Whitney Cummings kicks off Laugh Fest
Six years ago, Whitney Cummings shared a stage with Snoop Dogg, The Situation from “Jersey Shore” and the future president of the United States.
On the dais for Comedy Central’s “Roast of Donald Trump,” Cummings landed some of the better lines of the night lampooning the reality-television buffoon. (“You’re gross. Nobody likes you. But you come back every few years: You’re like the McRib!”)
Cummings, who headlines the Aspen Laugh Festival at the Wheeler Opera House today, also offered some biting takes on Trump’s political ambitions during the roast: “You recently said you’re running for president — that is such a publicity stunt. If I wanted to support a greedy whore who is pretending to run for president just to get on TV, I’d vote for Sarah Palin. … I’d say, ‘Stick to real estate,’ but your buildings are hideous.”
These days, Cummings said in a recent phone interview from Los Angeles, she largely steers away from the divisive new president in her stand-up act.
“I did a few shows before the election where I brought it up and I had like two riots break out in California,” she said. “It’s a challenging time and it’s an acrimonious time, but I’ve been proud to be a comedian because people like Samantha Bee, Trevor Noah and Seth Meyers and Judd Apatow and Adam McKay have been stepping up and telling the truth.”
Cummings doesn’t do a lot of traditional political humor or riff on current events onstage, though gender politics and the power dynamics of sex and relationships are a mainstay of her act. In her brilliant HBO special “I’m Your Girlfriend,” which premiered in early 2016, she took on fertility egg freezing and how pornography has warped norms in the bedroom. The Atlantic, in an essay last year, hailed the hilarious and incisive hourlong special as a pinnacle of “soap-box comedy.”
The comic and co-creator of the sitcom “2 Broke Girls” said she’s still working out how — if at all — to incorporate the political tumult of the Trump era into her stand-up act: “Politics isn’t really what I talk about. So it’s been an interesting conflict for me: Do I start talking about that?”
Over the past year, while also juggling several creative projects, Cummings has been touring and building new stand-up material.
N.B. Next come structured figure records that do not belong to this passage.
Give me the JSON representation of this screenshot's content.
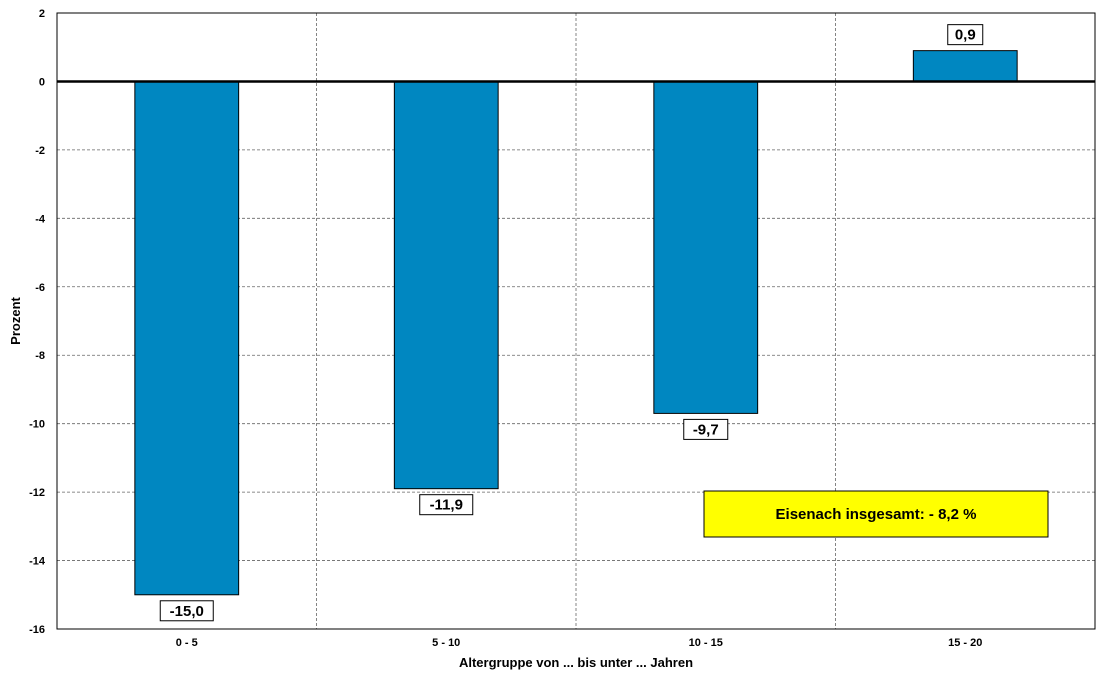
{
  "chart_data": {
    "type": "bar",
    "categories": [
      "0 - 5",
      "5 - 10",
      "10 - 15",
      "15 - 20"
    ],
    "values": [
      -15.0,
      -11.9,
      -9.7,
      0.9
    ],
    "data_labels": [
      "-15,0",
      "-11,9",
      "-9,7",
      "0,9"
    ],
    "xlabel": "Altergruppe von ... bis unter ... Jahren",
    "ylabel": "Prozent",
    "ylim": [
      -16,
      2
    ],
    "yticks": [
      2,
      0,
      -2,
      -4,
      -6,
      -8,
      -10,
      -12,
      -14,
      -16
    ],
    "grid": true,
    "bar_color": "#0087c1",
    "annotation": {
      "text": "Eisenach insgesamt: - 8,2 %",
      "background": "#ffff00",
      "position": "bottom-right"
    }
  }
}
She started from scratch after retiring her “I’m Your Girlfriend” set, so Cummings has been testing out jokes and tweaking them based on audience reactions.
“I try not to start writing too much before I start touring,” she said.
Beyond stand-up, Cummings is in the early stages of directing the feature film “The Female Brain” and also is writing a memoir.
She described the book as covering “all the things that I’ve been too embarrassed to talk about onstage, because you have to make eye contact with people and these things are too humiliating to talk about while making eye contact. So you can read them in your house alone and not look at me judgmentally afterward.”
Her years onstage, she said, have prepared her to write the book.
“When you do stand-up, the audience doesn’t let you be boring,” she said. “So when I sit down and I’m writing, if I feel like I’m blathering on, I’m like, ‘Oh, that’s boring.’ I have a high bar for what’s worth writing about. I think stand-up has helped me with that.”
Cummings did play the Wheeler once before some years ago, at the invitation of David Brenner. She’s looking forward to facing another oxygen-starved audience in Aspen.
“When people have altitude sickness and are drunker than they should be, they laugh more,” she said. “So I’m grateful. I always get more laughs than I deserve there.”